サウンドアプローチもさらに豊かになり、前作から引き続き作曲・編曲を手がける加藤冴人やebaが描く音像は、緑仙の思い描くテーマをより解像度高く表現する。この作品にはもはや「VTuberの」という但し書きは不要。アーティスト・緑仙としての矜持と自信とが注ぎ込まれた決定的な一枚となった。この年末には初のCOUNTDOWN JAPANへの出演も決定しているが、緑仙は今、音楽という表現にどんな可能性を見出しているのだろう。今回のインタビューでは楽曲が生まれた背景から、アルバムの細部に滲む「人生論」までが語られ、緑仙というアーティストをより深く理解することができるだろう。
インタビュー=杉浦美恵
──前作『イタダキマスノススメ』から今作『ゴチソウサマノススメ』の2枚で「人生」を表現するという、このコンセプトは当初から念頭にあったものなんですか?自分の表現に対して自信がついてきていて、いろんなことにチャレンジしていこうという気持ちになっているんですよね。なんか今すごく幸せです(笑)
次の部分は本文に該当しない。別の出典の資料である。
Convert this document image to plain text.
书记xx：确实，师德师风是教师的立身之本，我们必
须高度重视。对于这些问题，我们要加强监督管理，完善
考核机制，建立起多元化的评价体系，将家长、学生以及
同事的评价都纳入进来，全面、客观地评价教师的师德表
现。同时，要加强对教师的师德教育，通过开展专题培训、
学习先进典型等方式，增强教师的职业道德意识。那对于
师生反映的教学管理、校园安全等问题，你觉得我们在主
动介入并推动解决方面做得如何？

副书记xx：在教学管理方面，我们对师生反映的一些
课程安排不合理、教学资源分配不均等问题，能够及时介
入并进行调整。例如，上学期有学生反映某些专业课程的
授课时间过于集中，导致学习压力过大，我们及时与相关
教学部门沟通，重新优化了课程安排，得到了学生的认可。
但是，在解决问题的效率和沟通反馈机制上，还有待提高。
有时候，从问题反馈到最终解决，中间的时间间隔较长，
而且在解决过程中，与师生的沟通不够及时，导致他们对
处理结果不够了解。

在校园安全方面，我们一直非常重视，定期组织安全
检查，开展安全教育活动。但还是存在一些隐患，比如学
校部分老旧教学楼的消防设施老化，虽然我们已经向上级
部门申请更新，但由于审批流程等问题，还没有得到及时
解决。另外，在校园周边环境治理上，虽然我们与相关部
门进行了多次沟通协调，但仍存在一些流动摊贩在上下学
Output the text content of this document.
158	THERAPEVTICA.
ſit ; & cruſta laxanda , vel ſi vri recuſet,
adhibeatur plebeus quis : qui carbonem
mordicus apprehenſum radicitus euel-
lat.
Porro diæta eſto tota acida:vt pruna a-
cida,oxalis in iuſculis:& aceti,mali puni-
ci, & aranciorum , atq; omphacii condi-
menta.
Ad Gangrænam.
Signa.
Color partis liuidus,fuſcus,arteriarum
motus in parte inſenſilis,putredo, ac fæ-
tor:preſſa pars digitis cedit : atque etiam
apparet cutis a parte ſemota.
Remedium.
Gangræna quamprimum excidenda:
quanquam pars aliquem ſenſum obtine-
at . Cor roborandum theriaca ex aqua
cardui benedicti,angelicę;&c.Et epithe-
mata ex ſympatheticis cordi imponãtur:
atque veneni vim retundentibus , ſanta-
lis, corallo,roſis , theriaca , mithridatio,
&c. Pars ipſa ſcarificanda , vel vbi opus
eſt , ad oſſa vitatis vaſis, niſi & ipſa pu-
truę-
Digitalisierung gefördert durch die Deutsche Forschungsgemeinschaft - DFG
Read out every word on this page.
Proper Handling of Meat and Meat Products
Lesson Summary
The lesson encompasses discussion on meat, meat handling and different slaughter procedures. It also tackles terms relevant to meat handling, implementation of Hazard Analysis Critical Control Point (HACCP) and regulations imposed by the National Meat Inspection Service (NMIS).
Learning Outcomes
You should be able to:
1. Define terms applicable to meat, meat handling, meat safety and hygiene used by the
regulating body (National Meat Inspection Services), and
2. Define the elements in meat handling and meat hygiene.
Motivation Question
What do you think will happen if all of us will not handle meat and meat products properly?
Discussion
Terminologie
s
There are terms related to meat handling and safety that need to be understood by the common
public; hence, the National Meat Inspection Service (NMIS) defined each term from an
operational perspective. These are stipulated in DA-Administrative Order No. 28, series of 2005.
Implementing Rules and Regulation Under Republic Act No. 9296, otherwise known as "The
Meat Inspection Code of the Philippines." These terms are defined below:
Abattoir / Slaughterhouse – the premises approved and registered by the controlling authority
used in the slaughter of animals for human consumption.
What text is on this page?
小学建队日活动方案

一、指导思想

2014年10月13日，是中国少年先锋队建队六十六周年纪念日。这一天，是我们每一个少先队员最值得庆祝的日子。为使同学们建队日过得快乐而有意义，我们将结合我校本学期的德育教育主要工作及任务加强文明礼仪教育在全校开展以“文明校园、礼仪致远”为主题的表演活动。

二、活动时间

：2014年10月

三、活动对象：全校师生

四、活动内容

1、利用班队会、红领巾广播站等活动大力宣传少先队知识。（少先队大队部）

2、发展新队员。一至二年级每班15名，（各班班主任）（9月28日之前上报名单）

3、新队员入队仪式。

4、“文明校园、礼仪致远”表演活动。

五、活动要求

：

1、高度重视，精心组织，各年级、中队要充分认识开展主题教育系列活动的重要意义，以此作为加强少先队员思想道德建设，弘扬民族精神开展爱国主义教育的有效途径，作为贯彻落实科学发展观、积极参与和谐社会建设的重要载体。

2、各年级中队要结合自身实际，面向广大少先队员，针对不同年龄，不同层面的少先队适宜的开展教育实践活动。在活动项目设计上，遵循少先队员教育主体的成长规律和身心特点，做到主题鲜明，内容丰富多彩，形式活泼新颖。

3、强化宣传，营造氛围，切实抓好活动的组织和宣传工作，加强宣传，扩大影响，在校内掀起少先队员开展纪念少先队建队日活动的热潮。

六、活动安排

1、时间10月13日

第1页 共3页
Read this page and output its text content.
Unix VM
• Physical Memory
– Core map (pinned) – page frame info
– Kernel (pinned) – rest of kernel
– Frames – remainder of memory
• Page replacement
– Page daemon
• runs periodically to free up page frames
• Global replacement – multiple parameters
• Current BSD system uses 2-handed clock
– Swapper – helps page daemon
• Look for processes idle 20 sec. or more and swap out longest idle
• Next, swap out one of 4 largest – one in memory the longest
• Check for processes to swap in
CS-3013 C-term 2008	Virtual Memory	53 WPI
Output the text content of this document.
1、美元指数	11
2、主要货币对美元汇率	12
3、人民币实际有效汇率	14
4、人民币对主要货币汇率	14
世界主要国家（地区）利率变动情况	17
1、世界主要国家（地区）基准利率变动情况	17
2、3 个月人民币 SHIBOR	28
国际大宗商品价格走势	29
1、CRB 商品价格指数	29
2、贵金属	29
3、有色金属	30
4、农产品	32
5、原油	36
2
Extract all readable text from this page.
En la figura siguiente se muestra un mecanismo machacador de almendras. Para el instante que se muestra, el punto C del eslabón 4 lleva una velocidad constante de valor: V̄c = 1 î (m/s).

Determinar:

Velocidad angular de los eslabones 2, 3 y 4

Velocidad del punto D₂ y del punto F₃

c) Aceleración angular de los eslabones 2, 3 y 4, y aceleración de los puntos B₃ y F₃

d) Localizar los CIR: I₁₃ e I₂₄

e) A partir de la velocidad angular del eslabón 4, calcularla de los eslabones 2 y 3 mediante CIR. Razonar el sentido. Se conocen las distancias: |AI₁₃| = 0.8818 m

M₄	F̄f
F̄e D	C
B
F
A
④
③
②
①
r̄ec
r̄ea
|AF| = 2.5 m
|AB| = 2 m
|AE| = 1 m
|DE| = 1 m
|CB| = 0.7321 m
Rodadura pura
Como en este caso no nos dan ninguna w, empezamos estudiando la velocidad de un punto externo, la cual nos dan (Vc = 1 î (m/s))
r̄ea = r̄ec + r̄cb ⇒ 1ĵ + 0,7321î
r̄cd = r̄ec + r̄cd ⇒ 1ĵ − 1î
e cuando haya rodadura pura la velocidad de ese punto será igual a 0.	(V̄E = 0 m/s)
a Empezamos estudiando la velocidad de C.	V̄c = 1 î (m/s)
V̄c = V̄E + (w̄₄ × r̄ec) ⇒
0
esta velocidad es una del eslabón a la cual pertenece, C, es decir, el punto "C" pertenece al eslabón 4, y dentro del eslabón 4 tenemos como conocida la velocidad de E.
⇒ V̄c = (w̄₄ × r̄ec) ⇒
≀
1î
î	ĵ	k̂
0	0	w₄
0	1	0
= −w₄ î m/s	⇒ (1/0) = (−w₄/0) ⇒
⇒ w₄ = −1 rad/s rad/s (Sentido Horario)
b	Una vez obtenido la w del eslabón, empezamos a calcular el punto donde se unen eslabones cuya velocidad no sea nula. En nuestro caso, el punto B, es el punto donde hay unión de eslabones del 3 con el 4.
はい。最初から、ふたつ繋がった作品にして「食事と人生」というものをかけ合わせて表現するというコンセプトは決まっていたので、今「やっと全部出せたぜ!」っていう気持ちです(笑)。
──『イタダキマスノススメ』は緑仙さん自身、音楽活動に大きな手応えを感じた作品だったと思いますが、この『ゴチソウサマノススメ』ができたことによってさらに自信が深まったのではないでしょうか?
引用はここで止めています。